The Director of Public Prosecutions is calling on Jewish communities across England and Wales to give their views on his interim policy on assisted suicide.
Keir Starmer, who leads the Crown Prosecution Service (CPS), has published the factors he takes into account when deciding whether or not to allow prosecutions for assisted suicide.
Mr Starmer said: “I am keen for as many people as possible to take part in this debate, including Jewish communities throughout England and Wales.
“I recognise how sensitive this area of law is and I respect the fact that there are many people who hold strong views on assisted suicide.
“I want to hear those views and that is why I have launched a public consultation. By considering as many opinions as possible, I can produce a final policy which is true to both the law and public feeling.”
Assisting suicide has been a criminal offence in the UK for nearly 50 years, and Mr Starmer said his policy did nothing to change that.
He said: “I also want to make it perfectly clear that this policy does not, in any way, permit euthanasia. The taking of life by another person is murder or manslaughter — which are among the most serious criminal offences.”
Anyone who wishes to view the policy and complete the consultation document can visit www.cps.gov.uk or write to the Assisted Suicide Policy Team, Crown Prosecution Service Headquarters, Sixth Floor, 50 Ludgate Hill, London, EC4M 7EX.

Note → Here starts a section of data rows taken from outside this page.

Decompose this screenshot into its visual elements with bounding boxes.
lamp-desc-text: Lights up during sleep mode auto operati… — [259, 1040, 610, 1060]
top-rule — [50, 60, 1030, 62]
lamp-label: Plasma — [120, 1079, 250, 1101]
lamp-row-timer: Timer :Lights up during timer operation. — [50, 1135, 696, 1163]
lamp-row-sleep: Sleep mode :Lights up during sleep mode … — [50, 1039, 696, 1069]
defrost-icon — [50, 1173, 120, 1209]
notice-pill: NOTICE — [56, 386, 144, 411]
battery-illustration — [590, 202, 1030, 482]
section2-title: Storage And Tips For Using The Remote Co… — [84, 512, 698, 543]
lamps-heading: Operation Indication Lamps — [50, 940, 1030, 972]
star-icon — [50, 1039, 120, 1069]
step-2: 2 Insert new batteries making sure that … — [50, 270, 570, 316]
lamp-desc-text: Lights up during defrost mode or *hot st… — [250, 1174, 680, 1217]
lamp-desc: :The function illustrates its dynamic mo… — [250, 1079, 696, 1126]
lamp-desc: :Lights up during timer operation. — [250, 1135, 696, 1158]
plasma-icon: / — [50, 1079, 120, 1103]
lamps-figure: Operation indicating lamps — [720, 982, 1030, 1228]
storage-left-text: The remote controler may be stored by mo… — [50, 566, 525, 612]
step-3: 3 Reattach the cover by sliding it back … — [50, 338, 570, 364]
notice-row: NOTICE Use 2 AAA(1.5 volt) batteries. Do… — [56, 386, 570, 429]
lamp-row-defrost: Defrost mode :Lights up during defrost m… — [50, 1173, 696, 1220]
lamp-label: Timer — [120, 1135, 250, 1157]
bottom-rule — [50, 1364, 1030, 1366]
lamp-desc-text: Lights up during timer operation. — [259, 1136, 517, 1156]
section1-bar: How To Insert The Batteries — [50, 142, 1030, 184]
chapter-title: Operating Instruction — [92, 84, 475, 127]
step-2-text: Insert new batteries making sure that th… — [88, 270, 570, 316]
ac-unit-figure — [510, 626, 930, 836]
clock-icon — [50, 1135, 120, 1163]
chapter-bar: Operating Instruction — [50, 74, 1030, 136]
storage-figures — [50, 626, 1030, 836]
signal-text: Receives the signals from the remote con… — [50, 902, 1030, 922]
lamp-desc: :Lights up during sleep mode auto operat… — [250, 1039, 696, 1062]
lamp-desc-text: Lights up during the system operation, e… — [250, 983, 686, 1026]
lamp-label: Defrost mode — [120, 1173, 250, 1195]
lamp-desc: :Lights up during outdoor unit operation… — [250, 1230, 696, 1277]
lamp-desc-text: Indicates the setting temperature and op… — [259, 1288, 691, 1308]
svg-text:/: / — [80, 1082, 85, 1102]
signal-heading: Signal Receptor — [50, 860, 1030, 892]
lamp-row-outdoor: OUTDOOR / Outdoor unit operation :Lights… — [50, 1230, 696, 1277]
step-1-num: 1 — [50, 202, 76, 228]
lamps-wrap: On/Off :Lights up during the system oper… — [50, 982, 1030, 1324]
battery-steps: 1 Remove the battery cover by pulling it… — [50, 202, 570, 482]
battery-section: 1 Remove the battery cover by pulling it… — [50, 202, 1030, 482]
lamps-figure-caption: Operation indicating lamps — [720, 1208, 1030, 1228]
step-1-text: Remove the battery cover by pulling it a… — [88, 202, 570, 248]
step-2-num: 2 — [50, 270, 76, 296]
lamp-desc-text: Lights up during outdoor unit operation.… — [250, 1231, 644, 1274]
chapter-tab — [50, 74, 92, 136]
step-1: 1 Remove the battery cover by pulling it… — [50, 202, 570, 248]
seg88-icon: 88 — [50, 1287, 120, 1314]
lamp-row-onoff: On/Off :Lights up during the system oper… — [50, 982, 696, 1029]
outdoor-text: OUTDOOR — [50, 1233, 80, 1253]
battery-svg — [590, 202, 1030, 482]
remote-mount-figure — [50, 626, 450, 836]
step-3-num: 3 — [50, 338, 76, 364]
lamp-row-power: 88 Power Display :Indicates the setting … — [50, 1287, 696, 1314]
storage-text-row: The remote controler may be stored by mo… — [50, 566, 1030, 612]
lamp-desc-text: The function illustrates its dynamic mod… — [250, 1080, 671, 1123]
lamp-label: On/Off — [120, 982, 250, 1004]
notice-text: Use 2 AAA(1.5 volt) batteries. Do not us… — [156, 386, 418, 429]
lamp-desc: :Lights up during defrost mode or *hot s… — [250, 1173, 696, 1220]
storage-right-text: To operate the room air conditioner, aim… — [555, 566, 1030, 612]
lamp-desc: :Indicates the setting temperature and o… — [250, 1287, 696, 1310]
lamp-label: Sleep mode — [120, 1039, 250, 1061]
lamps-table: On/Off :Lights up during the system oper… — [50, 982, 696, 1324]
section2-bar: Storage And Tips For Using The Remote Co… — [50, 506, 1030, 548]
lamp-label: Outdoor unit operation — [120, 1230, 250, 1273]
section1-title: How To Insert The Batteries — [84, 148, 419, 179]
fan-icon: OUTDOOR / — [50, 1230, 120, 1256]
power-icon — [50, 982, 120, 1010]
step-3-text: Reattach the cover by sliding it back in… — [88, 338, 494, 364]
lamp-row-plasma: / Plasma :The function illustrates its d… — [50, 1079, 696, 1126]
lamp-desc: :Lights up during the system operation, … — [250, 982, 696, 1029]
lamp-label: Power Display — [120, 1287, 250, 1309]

The closing date for responses is December 16 and the finalised policy will be issued in Spring 2010.
Rabbi Barry Marcus of the Central Synagogue said: “Were we to be asked, our attitude would be that we are mindful of and not totally insensitive to a situation that could bring a person to take their own life — or help someone else to do so. But the overall Jewish view is of the importance of the sanctity of life and its preservation.”